So as conclusion,setup a system test on your app and measure what you were saying you wanted to measure. Then Stress the system as a whole and see how it reacts, you will be surprised on the outcome.
Finally, Performance test individually any critical components you have identified or would like to keep tracked on your app.
As a general guideline, when doing performance you should always:
1.- Get a baseline for the system on an idle state.
2.- Get a baseline for the system under normal expected load.
3.- Get a baseline for the system under stress conditions.
Keep in mind that Normal load results should be extrapolated to stress conditions, and a nice system will always be that one which scales linearly.
Hope this helps.
P.S. Tests, envirnoment setup and even data collection should be as fully automated as possible, this will help you run this on a basis and spend time diagnosing performance problems and not setting up the test.

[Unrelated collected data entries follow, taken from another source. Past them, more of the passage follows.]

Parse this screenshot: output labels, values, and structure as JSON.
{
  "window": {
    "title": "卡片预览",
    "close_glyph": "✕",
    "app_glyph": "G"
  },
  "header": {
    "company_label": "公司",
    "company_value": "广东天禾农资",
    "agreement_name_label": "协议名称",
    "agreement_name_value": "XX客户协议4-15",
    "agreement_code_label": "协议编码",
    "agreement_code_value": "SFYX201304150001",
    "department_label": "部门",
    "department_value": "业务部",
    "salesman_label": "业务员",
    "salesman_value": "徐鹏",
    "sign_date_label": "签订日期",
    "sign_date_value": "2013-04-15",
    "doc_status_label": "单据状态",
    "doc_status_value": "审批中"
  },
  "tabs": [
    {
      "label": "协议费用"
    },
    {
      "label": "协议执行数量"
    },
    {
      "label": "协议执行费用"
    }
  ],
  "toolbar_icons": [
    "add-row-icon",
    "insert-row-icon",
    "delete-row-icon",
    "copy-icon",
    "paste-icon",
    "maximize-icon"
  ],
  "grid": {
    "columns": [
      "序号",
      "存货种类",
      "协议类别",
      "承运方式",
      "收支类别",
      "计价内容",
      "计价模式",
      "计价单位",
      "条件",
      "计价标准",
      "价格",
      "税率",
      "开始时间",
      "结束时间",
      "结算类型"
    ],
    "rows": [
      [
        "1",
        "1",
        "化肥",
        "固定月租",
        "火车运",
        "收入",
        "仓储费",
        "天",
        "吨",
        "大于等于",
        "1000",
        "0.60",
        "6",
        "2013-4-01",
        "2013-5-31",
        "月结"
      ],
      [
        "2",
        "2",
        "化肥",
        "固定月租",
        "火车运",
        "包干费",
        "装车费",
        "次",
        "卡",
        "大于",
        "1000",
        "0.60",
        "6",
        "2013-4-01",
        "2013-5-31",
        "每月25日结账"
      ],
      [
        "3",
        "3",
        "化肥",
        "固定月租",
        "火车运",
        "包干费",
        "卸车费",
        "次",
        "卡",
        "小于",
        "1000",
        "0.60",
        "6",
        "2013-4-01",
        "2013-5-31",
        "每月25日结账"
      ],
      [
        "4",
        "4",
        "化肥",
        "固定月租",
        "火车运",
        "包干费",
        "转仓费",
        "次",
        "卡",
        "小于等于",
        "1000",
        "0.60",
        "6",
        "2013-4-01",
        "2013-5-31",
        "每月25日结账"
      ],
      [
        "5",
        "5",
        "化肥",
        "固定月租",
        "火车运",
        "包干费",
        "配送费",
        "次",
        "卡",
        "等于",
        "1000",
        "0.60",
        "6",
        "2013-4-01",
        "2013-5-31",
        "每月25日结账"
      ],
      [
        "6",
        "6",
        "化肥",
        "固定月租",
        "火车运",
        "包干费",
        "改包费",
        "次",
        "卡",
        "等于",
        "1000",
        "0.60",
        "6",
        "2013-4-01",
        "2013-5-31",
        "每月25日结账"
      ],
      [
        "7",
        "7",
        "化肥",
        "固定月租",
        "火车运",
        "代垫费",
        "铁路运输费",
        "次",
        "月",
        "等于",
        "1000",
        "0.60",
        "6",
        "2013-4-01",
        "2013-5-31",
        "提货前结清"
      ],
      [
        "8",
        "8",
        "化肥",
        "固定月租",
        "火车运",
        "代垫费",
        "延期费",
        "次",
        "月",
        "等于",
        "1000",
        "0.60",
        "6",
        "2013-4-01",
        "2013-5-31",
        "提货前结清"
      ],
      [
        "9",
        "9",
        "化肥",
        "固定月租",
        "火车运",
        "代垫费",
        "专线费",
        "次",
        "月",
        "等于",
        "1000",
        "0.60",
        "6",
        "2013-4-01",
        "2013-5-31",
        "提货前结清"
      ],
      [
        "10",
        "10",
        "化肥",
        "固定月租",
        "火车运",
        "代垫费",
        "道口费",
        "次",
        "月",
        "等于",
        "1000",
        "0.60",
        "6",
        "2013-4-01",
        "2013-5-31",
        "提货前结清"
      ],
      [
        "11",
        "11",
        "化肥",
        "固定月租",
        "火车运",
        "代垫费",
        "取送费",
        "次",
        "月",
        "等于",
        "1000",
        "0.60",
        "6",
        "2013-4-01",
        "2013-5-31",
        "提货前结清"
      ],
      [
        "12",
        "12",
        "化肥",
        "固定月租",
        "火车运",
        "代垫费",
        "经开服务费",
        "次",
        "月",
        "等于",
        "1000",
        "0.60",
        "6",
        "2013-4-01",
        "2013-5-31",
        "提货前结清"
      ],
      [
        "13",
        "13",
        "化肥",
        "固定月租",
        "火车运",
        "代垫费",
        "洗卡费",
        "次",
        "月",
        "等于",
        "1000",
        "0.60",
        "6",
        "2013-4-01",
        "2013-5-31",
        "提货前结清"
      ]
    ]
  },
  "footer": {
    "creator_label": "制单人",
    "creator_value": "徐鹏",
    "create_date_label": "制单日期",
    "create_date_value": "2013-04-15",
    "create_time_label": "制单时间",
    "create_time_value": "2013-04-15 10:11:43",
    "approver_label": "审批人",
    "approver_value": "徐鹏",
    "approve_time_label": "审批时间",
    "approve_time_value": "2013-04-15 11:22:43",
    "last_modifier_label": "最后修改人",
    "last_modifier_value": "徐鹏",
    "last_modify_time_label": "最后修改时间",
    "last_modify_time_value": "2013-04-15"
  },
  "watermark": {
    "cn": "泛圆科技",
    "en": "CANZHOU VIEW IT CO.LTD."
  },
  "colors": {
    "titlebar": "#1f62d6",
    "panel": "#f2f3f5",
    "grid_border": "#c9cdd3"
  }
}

As mentioned by others; tools like JMeter (Commercial tools like LoadRunner and more) can help you generate concurrent test load.
Many monitoring tools (some provided within JDK like MissionControl, some other open source/ free tools like java Melody and many commercial one's) can help you do generic monitoring of various system (memory, CPU, network bandwidth) and JVM resources (Heap, CPU, GC overheads etc).
But to really identify bottlenecks within your code as well as other dependencies of your applications (like external services invoked, DB queries/updates etc) in a very quick and easy way; I recommend considering a good APM i.e. Application Performance Monitoring Tools like AppDynamics/ DynaTrace and more. They can help you pinpoint bottlenecks for specific request level, highlight slower parts of apps, generate percentile metrics at individual service end point or component / method level etc. They can be immensely useful , if one is dealing with very high concurrent users and stringent response time NFR's. They help uncover many bottlenecks across the layers of your application. Many even configure these tools in production (expected to cause 2-3% overheads; but worth it per me for the benefits they provide) - as production logging is not at debug level by default; so once some errors or slowness is observed; it's often extremely difficult to reproduce in lower environments or debug in absence of debug level logs from specific past duration.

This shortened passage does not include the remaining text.